Down is still the number one insulating material in the outdoor industry, offering the lightest warmth to weight ratio and unrivaled packability. Therefore, a down jacket will provide exceptional warmth but won't weigh you or your pack down. Choosing a down jacket depends on how warm you need it to be and what features you need it to have.


Our lightest down jackets weigh less than 150 grams and will be as warm as a microfleece that is three times the weight. Heavier down jackets around 350-500 grams are equivalent to very heavyweight fleeces in terms of warmth and are ideal mid layers. Beyond this weight there are jackets weighing 500 grams + which are outer garments for very cold conditions. Therefore, when comparing the warmth of jackets, there are some factors to consider.


Generally the more down in a jacket (fill weight), the warmer it is going to be but this assumes the down is the same quality. However, down quality can vary significantly and is measured by its fill power. A higher fill power down will keep you warmer than a lower fill power. To make matters worse there are two widely recognised methods of measuring Fill Power - the 'US' Method and the 'EU' Method. Both methods work on the same methodology but the 'US' Method gives a slightly higher figure than the 'EU' Method for the same quality down - so an 800+ Fill Power (EU Method) is approximately equivalent to an 850+ Fill Power (US Method).

Wherever we quote a Fill Power for a specific garment (or sleeping bag) we specify that the measurement is either 'EU' or 'US' method - so that you can be sure of the facts. Because the difference is small, and for simplicity, when writing in general - such as for this article - we won't make the distinction.
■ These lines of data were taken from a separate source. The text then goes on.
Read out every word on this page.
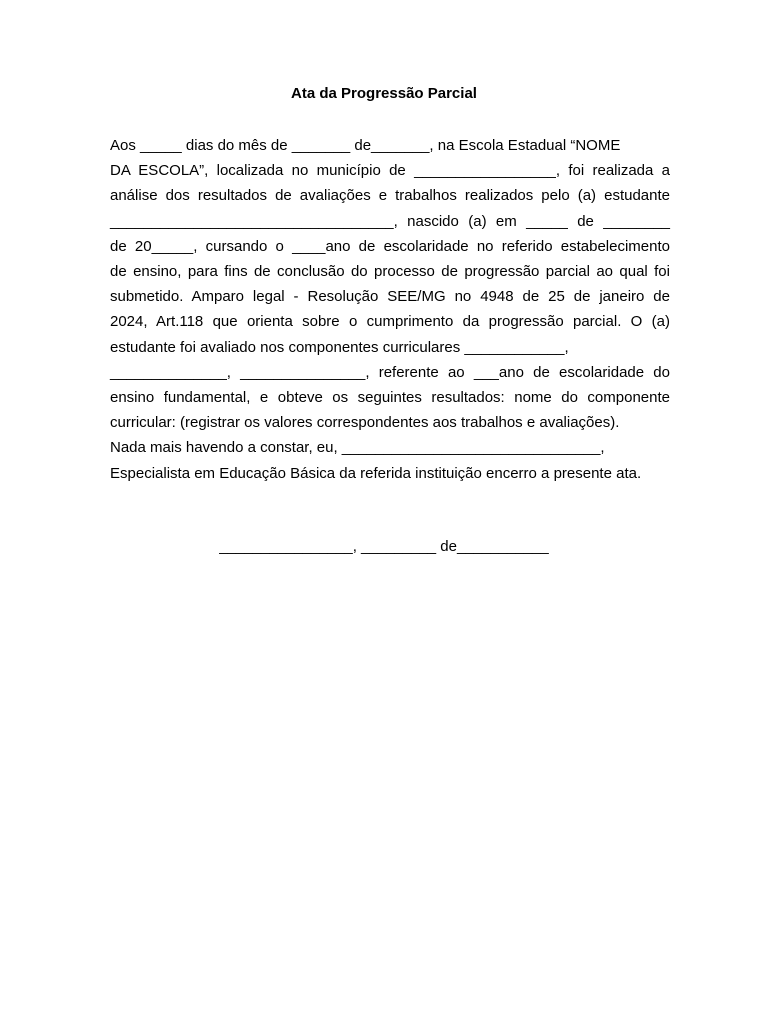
Ata da Progressão Parcial
Aos _____ dias do mês de _______ de_______, na Escola Estadual “NOME
DA ESCOLA”, localizada no município de _________________, foi realizada a
análise dos resultados de avaliações e trabalhos realizados pelo (a) estudante
__________________________________, nascido (a) em _____ de ________
de 20_____, cursando o ____ano de escolaridade no referido estabelecimento
de ensino, para fins de conclusão do processo de progressão parcial ao qual foi
submetido. Amparo legal - Resolução SEE/MG no 4948 de 25 de janeiro de
2024, Art.118 que orienta sobre o cumprimento da progressão parcial. O (a)
estudante foi avaliado nos componentes curriculares ____________,
______________, _______________, referente ao ___ano de escolaridade do
ensino fundamental, e obteve os seguintes resultados: nome do componente
curricular: (registrar os valores correspondentes aos trabalhos e avaliações).
Nada mais havendo a constar, eu, _______________________________,
Especialista em Educação Básica da referida instituição encerro a presente ata.

________________, _________ de___________
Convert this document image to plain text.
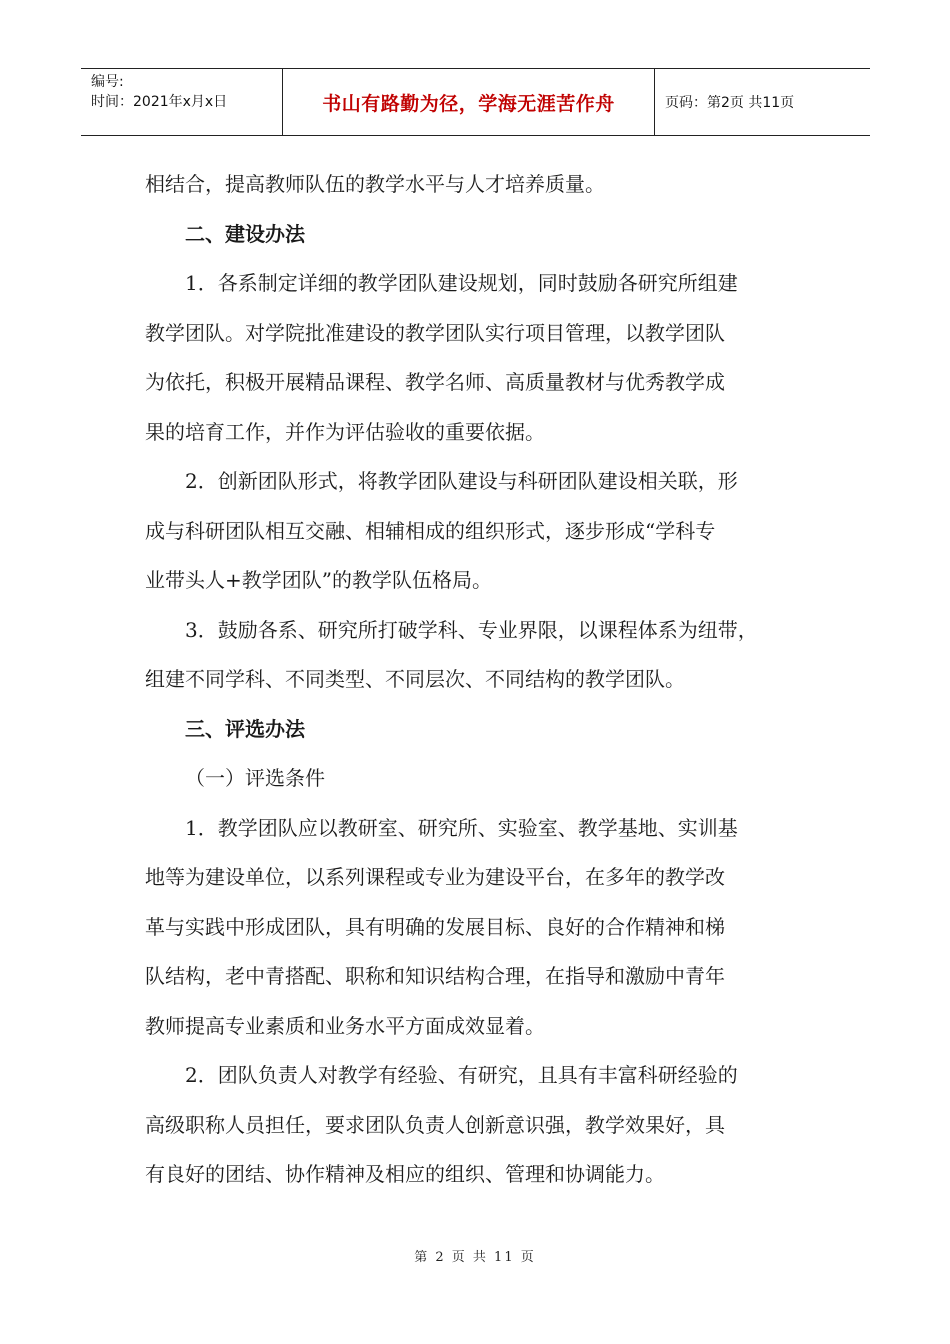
编号:
时间：2021年x月x日	书山有路勤为径，学海无涯苦作舟	页码：第2页 共11页
相结合，提高教师队伍的教学水平与人才培养质量。
二、建设办法
1．各系制定详细的教学团队建设规划，同时鼓励各研究所组建
教学团队。对学院批准建设的教学团队实行项目管理，以教学团队
为依托，积极开展精品课程、教学名师、高质量教材与优秀教学成
果的培育工作，并作为评估验收的重要依据。
2．创新团队形式，将教学团队建设与科研团队建设相关联，形
成与科研团队相互交融、相辅相成的组织形式，逐步形成“学科专
业带头人+教学团队”的教学队伍格局。
3．鼓励各系、研究所打破学科、专业界限，以课程体系为纽带，
组建不同学科、不同类型、不同层次、不同结构的教学团队。
三、评选办法
（一）评选条件
1．教学团队应以教研室、研究所、实验室、教学基地、实训基
地等为建设单位，以系列课程或专业为建设平台，在多年的教学改
革与实践中形成团队，具有明确的发展目标、良好的合作精神和梯
队结构，老中青搭配、职称和知识结构合理，在指导和激励中青年
教师提高专业素质和业务水平方面成效显着。
2．团队负责人对教学有经验、有研究，且具有丰富科研经验的
高级职称人员担任，要求团队负责人创新意识强，教学效果好，具
有良好的团结、协作精神及相应的组织、管理和协调能力。
第 2 页 共 11 页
So, as a general rule then:

650 fill power is considered to be a high quality down for outdoor gear.

750-850 fill power is considered to be in the upper bracket in terms of down quality.

900+ fill power is even higher quality again but is expensive, resulting in higher priced garments.



If you're putting your down jacket away for an extended period of time i.e. throughout summer, it should be hung up so that the down isn't compressed, as this can damage the fill of the down and where it is stored should also be dry. Down jackets should not be stored in their compression sacks for long periods of time.


To summarise, down jackets are great for cold conditions and they are the pinnacle of insulation when it comes to warmth-to-weight ratio compared to other alternatives, such as synthetic insulation. When choosing a down jacket, there are a number of points to take in to account, which have been outlined above but how warm you need to jacket to be and whether you will be using it as a mid or outer-layer should be the two main considerations.